Un autre acteur nous a bien fait rire : Michael Lonsdale, dans son premier rôle, déguisé en agent de la circulation. Désopilant ! Je me rappelle aussi Jean-Marc Bory, tendre amoureux, Pierre Clémenti, débutant lui aussi, dans une jolie scène de baiser en prison, Claude Nicot, avec son « cheveu sur la langue ». Tous ceux et toutes celles que Michel Deville avait, à son habitude, choisis avec le plus grand soin. Car en voilà un qui a toujours aimé les comédiens et qui, tout au long de sa carrière, aura non seulement découvert de nouveaux talents, mais aussi révélé des talents inconnus chez des acteurs confirmés dont il sut mettre au jour des aptitudes cachées.

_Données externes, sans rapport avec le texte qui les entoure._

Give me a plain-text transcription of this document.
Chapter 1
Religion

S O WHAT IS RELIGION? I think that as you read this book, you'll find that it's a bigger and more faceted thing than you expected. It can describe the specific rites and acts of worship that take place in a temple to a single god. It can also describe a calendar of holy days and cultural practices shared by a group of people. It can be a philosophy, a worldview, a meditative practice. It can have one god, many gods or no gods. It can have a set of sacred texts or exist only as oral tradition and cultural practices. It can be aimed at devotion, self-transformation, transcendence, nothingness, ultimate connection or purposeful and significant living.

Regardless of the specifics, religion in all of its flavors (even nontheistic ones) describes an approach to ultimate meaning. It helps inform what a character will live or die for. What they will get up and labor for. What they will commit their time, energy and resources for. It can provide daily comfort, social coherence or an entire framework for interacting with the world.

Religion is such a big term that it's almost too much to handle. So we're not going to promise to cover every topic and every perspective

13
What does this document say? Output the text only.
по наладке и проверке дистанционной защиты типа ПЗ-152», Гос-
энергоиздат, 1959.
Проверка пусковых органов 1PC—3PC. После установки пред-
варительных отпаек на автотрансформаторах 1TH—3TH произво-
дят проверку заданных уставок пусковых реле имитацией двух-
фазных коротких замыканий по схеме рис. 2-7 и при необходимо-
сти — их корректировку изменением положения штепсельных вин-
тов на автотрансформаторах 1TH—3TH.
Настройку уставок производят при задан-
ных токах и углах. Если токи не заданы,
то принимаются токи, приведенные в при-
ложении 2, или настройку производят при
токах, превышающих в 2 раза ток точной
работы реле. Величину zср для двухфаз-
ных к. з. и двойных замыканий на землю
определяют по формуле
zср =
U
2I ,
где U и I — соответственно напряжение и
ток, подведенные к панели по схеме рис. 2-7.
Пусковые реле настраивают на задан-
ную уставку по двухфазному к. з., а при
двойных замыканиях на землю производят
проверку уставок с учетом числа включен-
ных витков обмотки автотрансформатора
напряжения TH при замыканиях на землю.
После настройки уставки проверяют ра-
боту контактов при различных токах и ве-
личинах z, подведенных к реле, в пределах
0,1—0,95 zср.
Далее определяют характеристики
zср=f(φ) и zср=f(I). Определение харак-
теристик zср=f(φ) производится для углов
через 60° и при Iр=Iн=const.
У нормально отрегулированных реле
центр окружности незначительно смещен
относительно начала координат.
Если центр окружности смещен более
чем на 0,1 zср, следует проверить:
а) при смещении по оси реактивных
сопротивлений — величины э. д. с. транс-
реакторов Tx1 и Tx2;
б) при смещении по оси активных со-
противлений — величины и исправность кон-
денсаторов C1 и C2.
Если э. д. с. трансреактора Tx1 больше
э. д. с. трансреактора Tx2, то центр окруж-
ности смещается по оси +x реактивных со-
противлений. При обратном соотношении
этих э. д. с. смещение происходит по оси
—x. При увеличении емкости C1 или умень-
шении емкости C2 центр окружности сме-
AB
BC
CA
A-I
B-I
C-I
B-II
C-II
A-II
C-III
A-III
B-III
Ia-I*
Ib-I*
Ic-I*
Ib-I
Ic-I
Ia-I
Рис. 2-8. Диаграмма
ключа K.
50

J étais moi-même poussée par lui vers le comique, et certaines scènes qui m'étaient apparues presque caricaturales au tournage se sont révélées, le film une fois monté, tout à fait à leur place...
Adorable Menteuse reçut les louanges de la critique et bénéficia surtout d'un énorme succès public. Ce travail avec Michel Deville m'a confortée dans l'idée que la richesse d'une vie d'acteur n'est pas faite que d'une seule note, d'un thème unique ni même d'une tessiture inamovible. Nous sommes des instruments dont fort peu de gens savent jouer. Entre la flûte de Pan des premiers hommes et le Philharmonique de Berlin dirigé par Wilhelm Furtwángler, il n'y a certes pas grande différence pour ce qui est du besoin de l'être humain de « faire de la musique ». Mais quel travail accompli... C'est pour cette incessante amplification des dons que l'on doit remercier ces artistes, accoucheurs de talents, que sont les grands chefs d'orchestre et les grands metteurs en scène.